When paired with a lookup table, map is also the most efficient way to tell if a member of a list equals a string, especially if that list is static:

use Const::Fast;

const my %IS_EXIT_WORD => map { ($_ => 1) }
  qw(q quit bye exit stop done last finish aurevoir);

...

die if $IS_EXIT_WORD{$command};

Here we’re using maps ability to return multiple items per source element to generate a constant hash, and then testing membership in that hash.

grep: The list filter

You may recognize the word grep” from the Unix command of the same name. It’s a tool for finding lines of text inside of other text using a regular expression describing the desired result.

Perl, of course, is really good at regular expressions, but its grep function goes beyond and enables you to match using any expression or code block. Think of it as a partner to map; where map uses a code block to transform a list, grep uses one to filter it down. In fact, other languages typically call this function filter.

You can, of course, use regular expressions with grep, especially because a regexp match in Perl defaults to matching on the $_ variable and grep happens to provide that to its code block argument. So:

my @months_with_a = grep { /[Aa]/ } qw(
  January February March
  April   May      June
  July    August   September
  October November December
);

But grep really comes into its own when used for its general filtering capabilities; for instance, making sure that you don’t accidentally try to compare an undefined value:

say $_ > 5
  ? "$_ is bigger"
  : "$_ is equal or smaller"
  for grep { defined } @numbers;

Or when executing a complicated function that returns true or false depending on its arguments:

my @results = grep { really_large_database_query($_) }
              @foo;

You might even consider chaining map and grep together. Here’s an example for getting the JPEG images out of a file list and then lowercasing the results:

my @jpeg_files = map  { lc }
                grep { /\.jpe?g$/i } @files;

Side effects may include…” (updated)

When introducing map above I noted that it aliased $_ for every element in the list. I used that term deliberately because modifications to $_ will modify the original element itself, and that is usually an error.

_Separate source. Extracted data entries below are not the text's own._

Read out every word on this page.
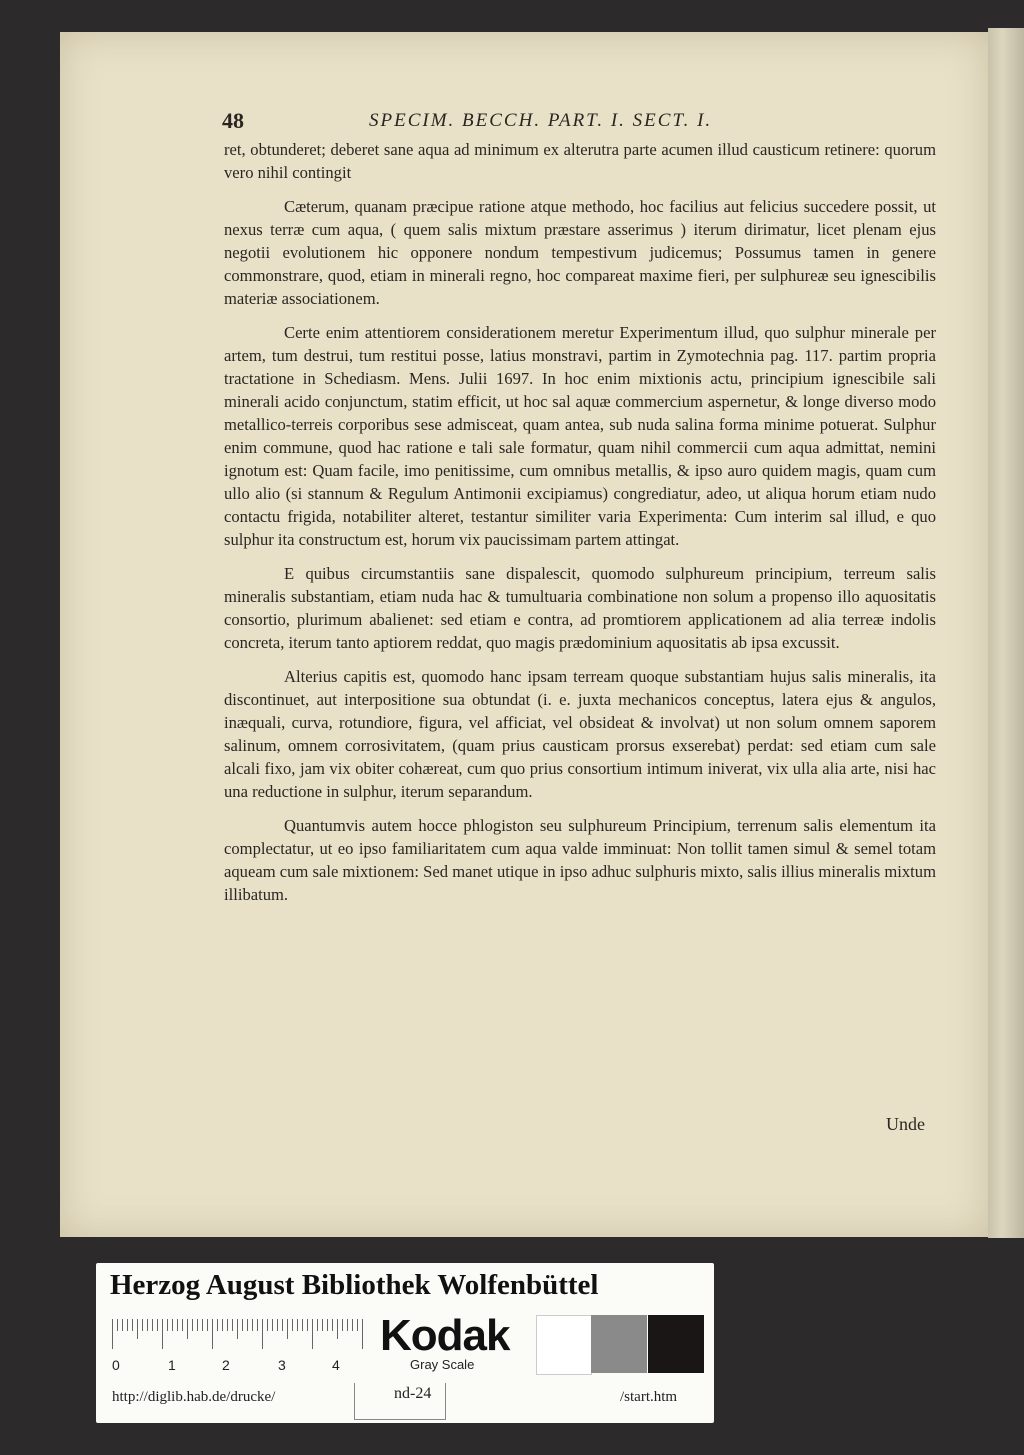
48	SPECIM. BECCH. PART. I. SECT. I.

ret, obtunderet; deberet sane aqua ad minimum ex alterutra parte acumen illud causticum retinere: quorum vero nihil contingit

Cæterum, quanam præcipue ratione atque methodo, hoc facilius aut felicius succedere possit, ut nexus terræ cum aqua, ( quem salis mixtum præstare asserimus ) iterum dirimatur, licet plenam ejus negotii evolutionem hic opponere nondum tempestivum judicemus; Possumus tamen in genere commonstrare, quod, etiam in minerali regno, hoc compareat maxime fieri, per sulphureæ seu ignescibilis materiæ associationem.

Certe enim attentiorem considerationem meretur Experimentum illud, quo sulphur minerale per artem, tum destrui, tum restitui posse, latius monstravi, partim in Zymotechnia pag. 117. partim propria tractatione in Schediasm. Mens. Julii 1697. In hoc enim mixtionis actu, principium ignescibile sali minerali acido conjunctum, statim efficit, ut hoc sal aquæ commercium aspernetur, & longe diverso modo metallico-terreis corporibus sese admisceat, quam antea, sub nuda salina forma minime potuerat. Sulphur enim commune, quod hac ratione e tali sale formatur, quam nihil commercii cum aqua admittat, nemini ignotum est: Quam facile, imo penitissime, cum omnibus metallis, & ipso auro quidem magis, quam cum ullo alio (si stannum & Regulum Antimonii excipiamus) congrediatur, adeo, ut aliqua horum etiam nudo contactu frigida, notabiliter alteret, testantur similiter varia Experimenta: Cum interim sal illud, e quo sulphur ita constructum est, horum vix paucissimam partem attingat.

E quibus circumstantiis sane dispalescit, quomodo sulphureum principium, terreum salis mineralis substantiam, etiam nuda hac & tumultuaria combinatione non solum a propenso illo aquositatis consortio, plurimum abalienet: sed etiam e contra, ad promtiorem applicationem ad alia terreæ indolis concreta, iterum tanto aptiorem reddat, quo magis prædominium aquositatis ab ipsa excussit.

Alterius capitis est, quomodo hanc ipsam terream quoque substantiam hujus salis mineralis, ita discontinuet, aut interpositione sua obtundat (i. e. juxta mechanicos conceptus, latera ejus & angulos, inæquali, curva, rotundiore, figura, vel afficiat, vel obsideat & involvat) ut non solum omnem saporem salinum, omnem corrosivitatem, (quam prius causticam prorsus exserebat) perdat: sed etiam cum sale alcali fixo, jam vix obiter cohæreat, cum quo prius consortium intimum iniverat, vix ulla alia arte, nisi hac una reductione in sulphur, iterum separandum.

Quantumvis autem hocce phlogiston seu sulphureum Principium, terrenum salis elementum ita complectatur, ut eo ipso familiaritatem cum aqua valde imminuat: Non tollit tamen simul & semel totam aqueam cum sale mixtionem: Sed manet utique in ipso adhuc sulphuris mixto, salis illius mineralis mixtum illibatum.

Unde
Herzog August Bibliothek Wolfenbüttel
0	1	2	3	4
Kodak
Gray Scale
http://diglib.hab.de/drucke/	nd-24	/start.htm
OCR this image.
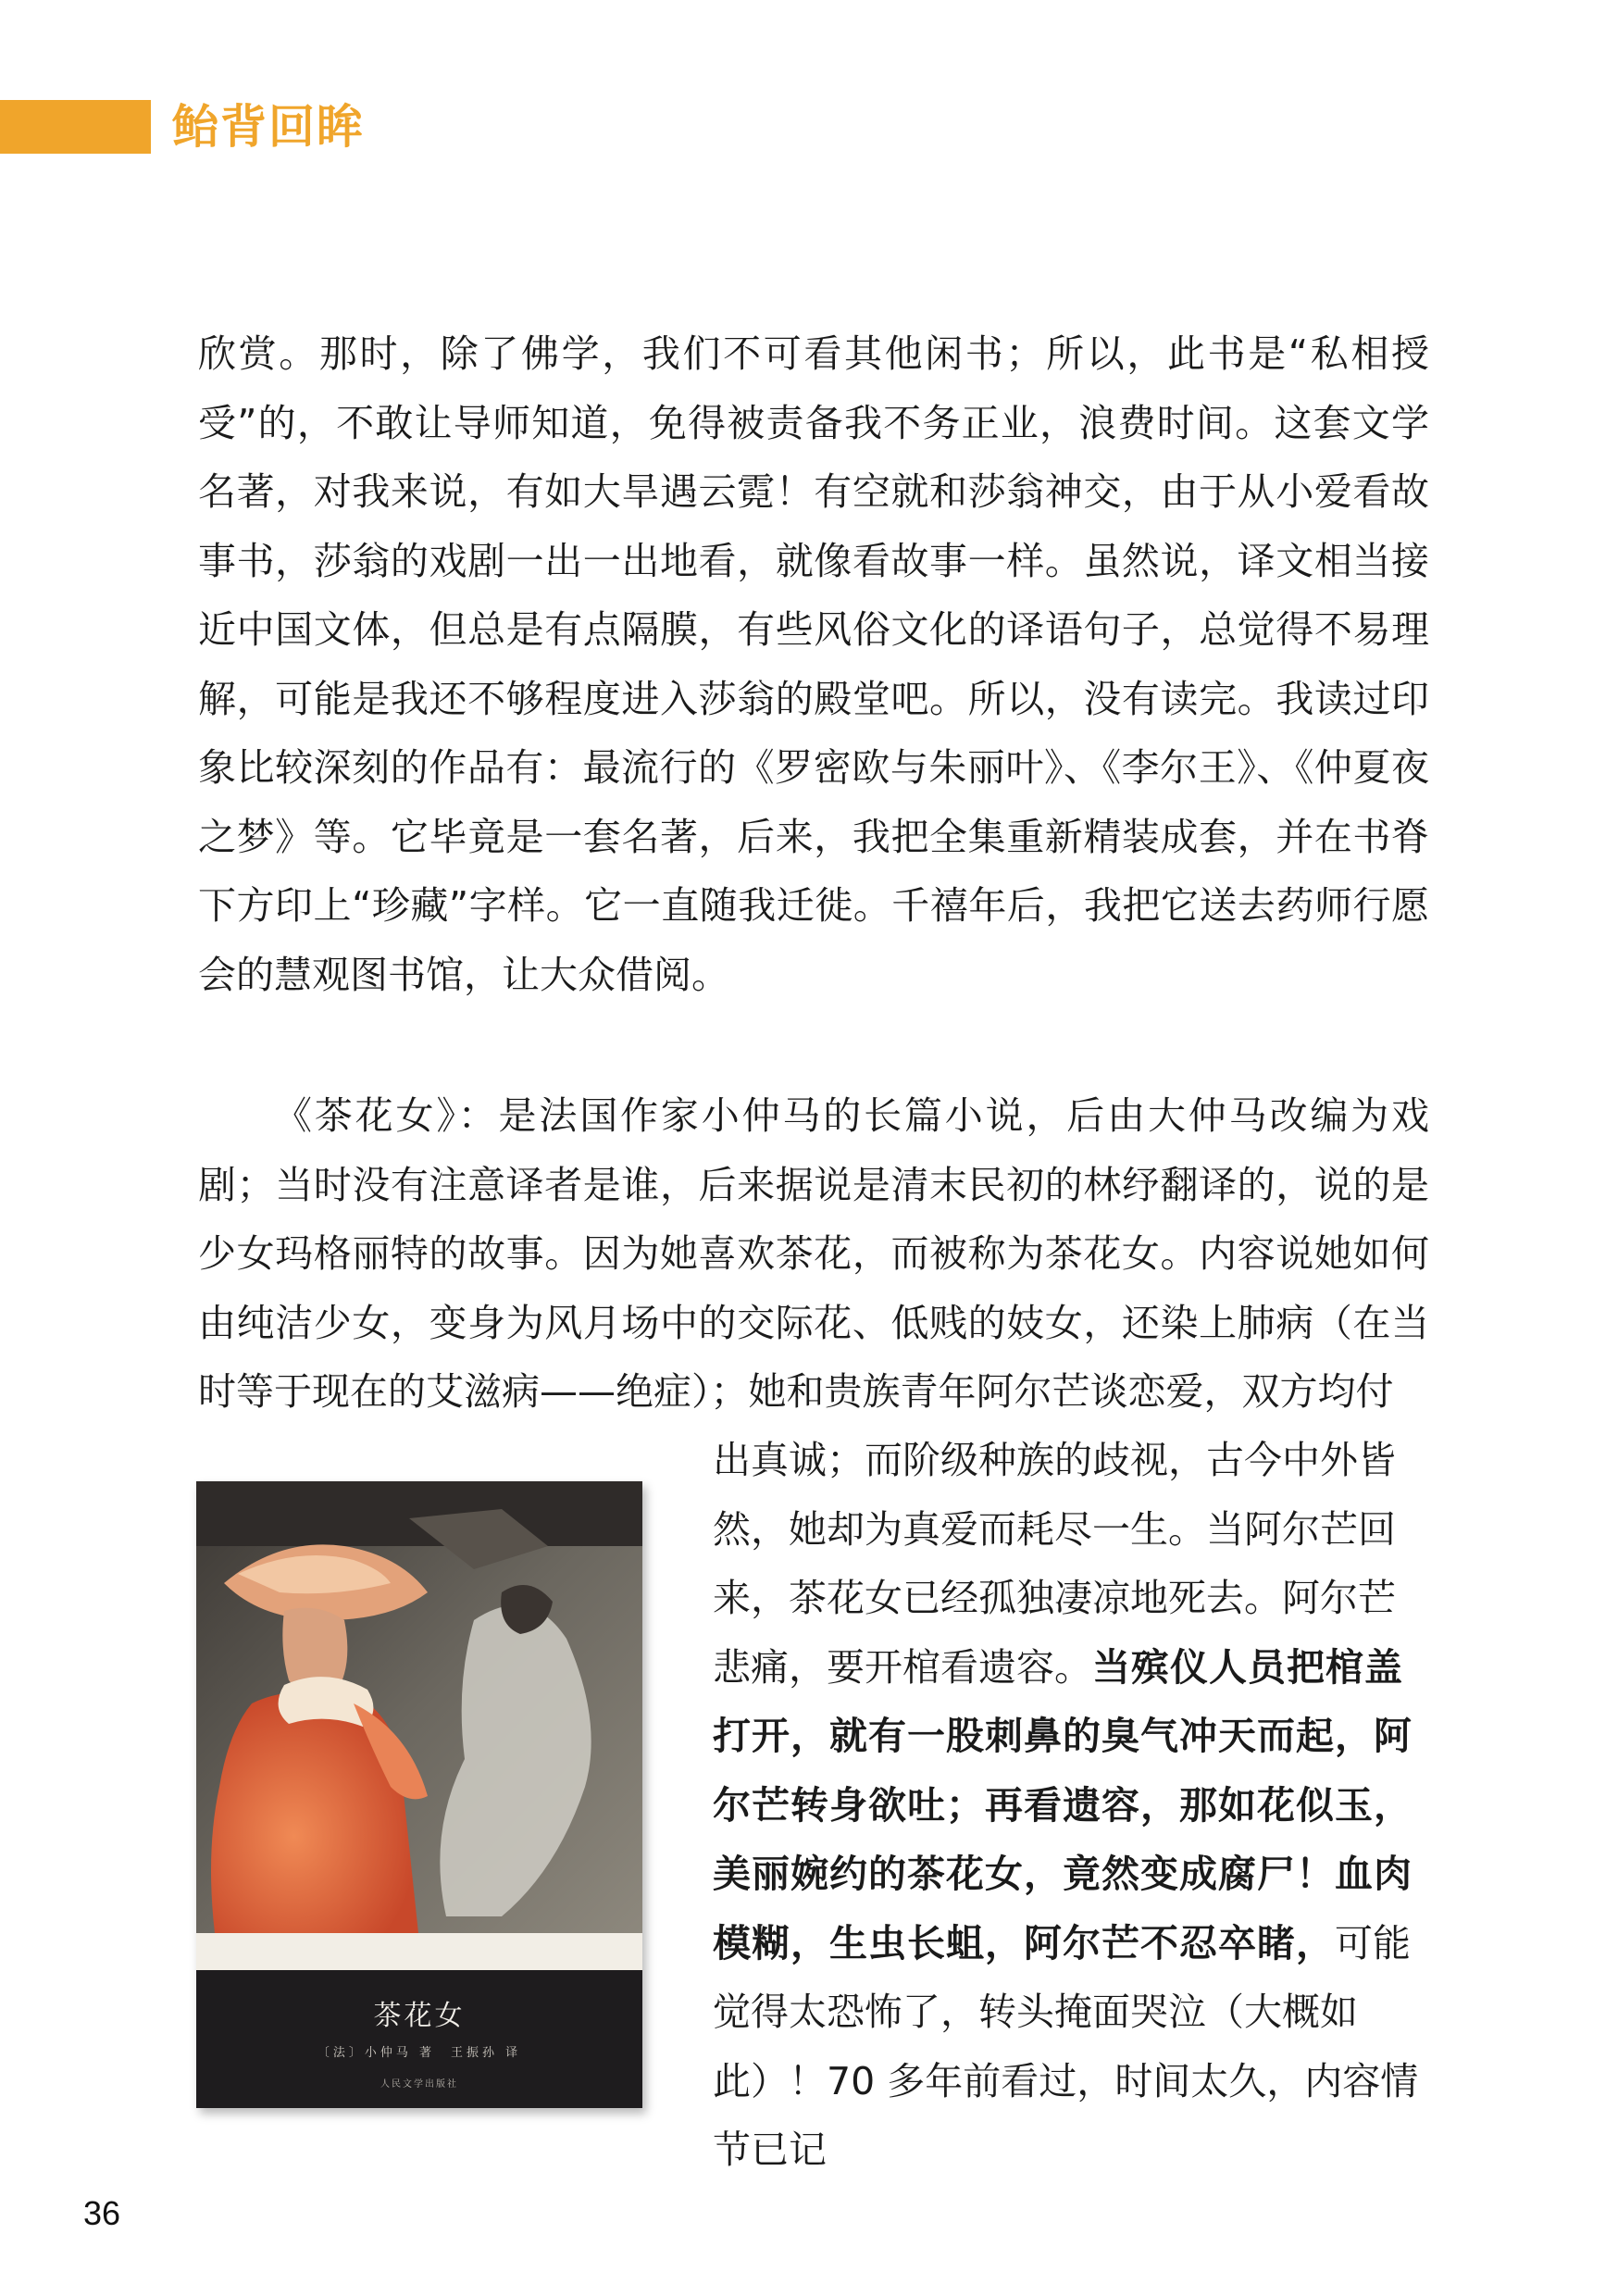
鲐背回眸

欣赏。那时，除了佛学，我们不可看其他闲书；所以，此书是“私相授受”的，不敢让导师知道，免得被责备我不务正业，浪费时间。这套文学名著，对我来说，有如大旱遇云霓！有空就和莎翁神交，由于从小爱看故事书，莎翁的戏剧一出一出地看，就像看故事一样。虽然说，译文相当接近中国文体，但总是有点隔膜，有些风俗文化的译语句子，总觉得不易理解，可能是我还不够程度进入莎翁的殿堂吧。所以，没有读完。我读过印象比较深刻的作品有：最流行的《罗密欧与朱丽叶》、《李尔王》、《仲夏夜之梦》等。它毕竟是一套名著，后来，我把全集重新精装成套，并在书脊下方印上“珍藏”字样。它一直随我迁徙。千禧年后，我把它送去药师行愿会的慧观图书馆，让大众借阅。

《茶花女》：是法国作家小仲马的长篇小说，后由大仲马改编为戏剧；当时没有注意译者是谁，后来据说是清末民初的林纾翻译的，说的是少女玛格丽特的故事。因为她喜欢茶花，而被称为茶花女。内容说她如何由纯洁少女，变身为风月场中的交际花、低贱的妓女，还染上肺病（在当时等于现在的艾滋病——绝症）；她和贵族青年阿尔芒谈恋爱，双方均付

茶花女
〔法〕小仲马 著　王振孙 译
人民文学出版社

出真诚；而阶级种族的歧视，古今中外皆然，她却为真爱而耗尽一生。当阿尔芒回来，茶花女已经孤独凄凉地死去。阿尔芒悲痛，要开棺看遗容。当殡仪人员把棺盖打开，就有一股刺鼻的臭气冲天而起，阿尔芒转身欲吐；再看遗容，那如花似玉，美丽婉约的茶花女，竟然变成腐尸！血肉模糊，生虫长蛆，阿尔芒不忍卒睹，可能觉得太恐怖了，转头掩面哭泣（大概如此）！70 多年前看过，时间太久，内容情节已记

36
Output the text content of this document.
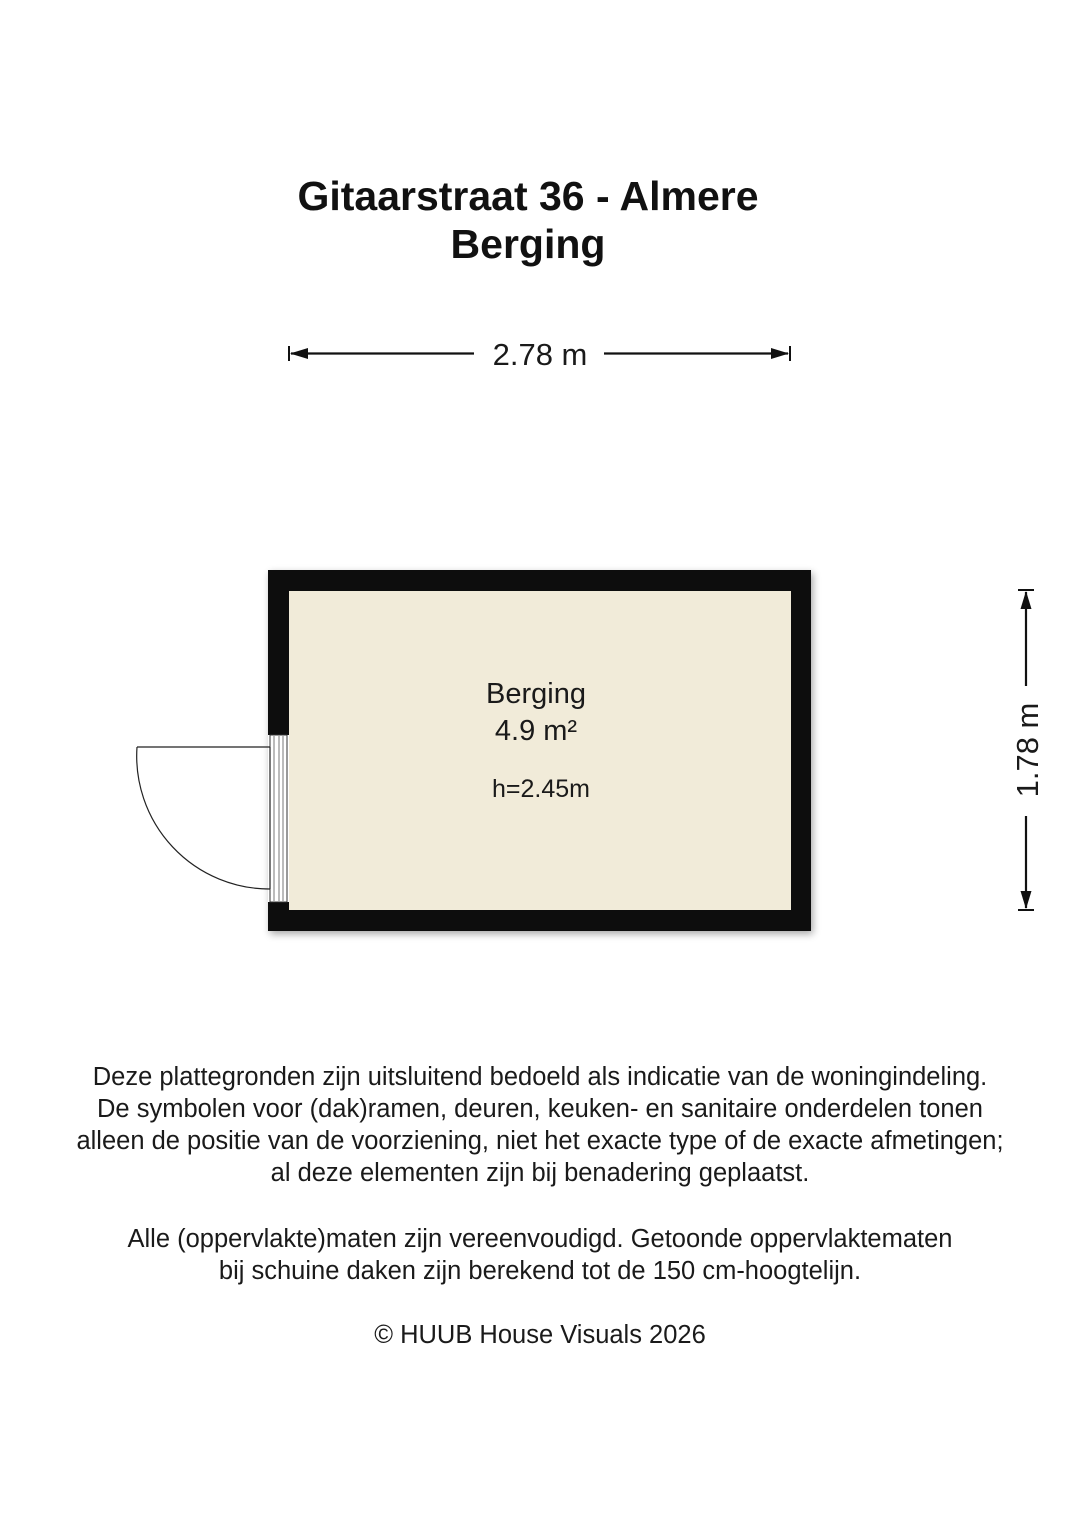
Gitaarstraat 36 - Almere
Berging
2.78 m
1.78 m
Berging
4.9 m²
h=2.45m
Deze plattegronden zijn uitsluitend bedoeld als indicatie van de woningindeling.
De symbolen voor (dak)ramen, deuren, keuken- en sanitaire onderdelen tonen
alleen de positie van de voorziening, niet het exacte type of de exacte afmetingen;
al deze elementen zijn bij benadering geplaatst.
Alle (oppervlakte)maten zijn vereenvoudigd. Getoonde oppervlaktematen
bij schuine daken zijn berekend tot de 150 cm-hoogtelijn.
© HUUB House Visuals 2026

Programmers call that a side effect,” and they can lead to unexpected behavior or at least difficult-​to-​maintain code. Consider:

my @needs_docs = grep { s/\.pm$/.pod/ && !-e }
                 @pm_files;

The intent may have been to find files ending in .pm that don’t have a corresponding .pod file, but the actual behavior is replacing the .pm suffix with .pod, then checking whether that filename exists. If it doesn’t, it’s passed through to @needs_docs; regardless, @pm_files has had its contents modified.

If you really do need to modify a copy of each element, assign a variable within your code block like this:

my @needs_docs = grep {
                   my $file = $_;
                   $file =~ s/\.pm$/.pod/;
                   !-e $file
                 } @pm_files;

But at that point you should probably refactor your multi-​line block as a separate function:

my @needs_docs = grep { file_without_docs($_) }
                 @pm_files;

sub file_without_docs {
    my $file = shift;
    $file =~ s/\.pm$/.pod/;
    return !-e $file;
}

In this case of using the substitution operator s///, you could also do this when using Perl 5.14 or above to get non-​destructive substitution:

use v5.14;

my @needs_docs = grep { !-e s/\.pm$/.pod/r }
                 @pm_files;

And if you do need side effects, just use a for or foreach loop; future code maintainers (i.e., you in six months) will thank you.

Taking you higher

map and grep are examples of higher-​order functions, since they take a function (in the form of a code block) as an argument. So congratulations, you just significantly leveled up your knowledge of Perl and computer science. If you’re interested in more such programming techniques, I recommend Mark Jason Dominus’ Higher Order Perl (2005), available for free online.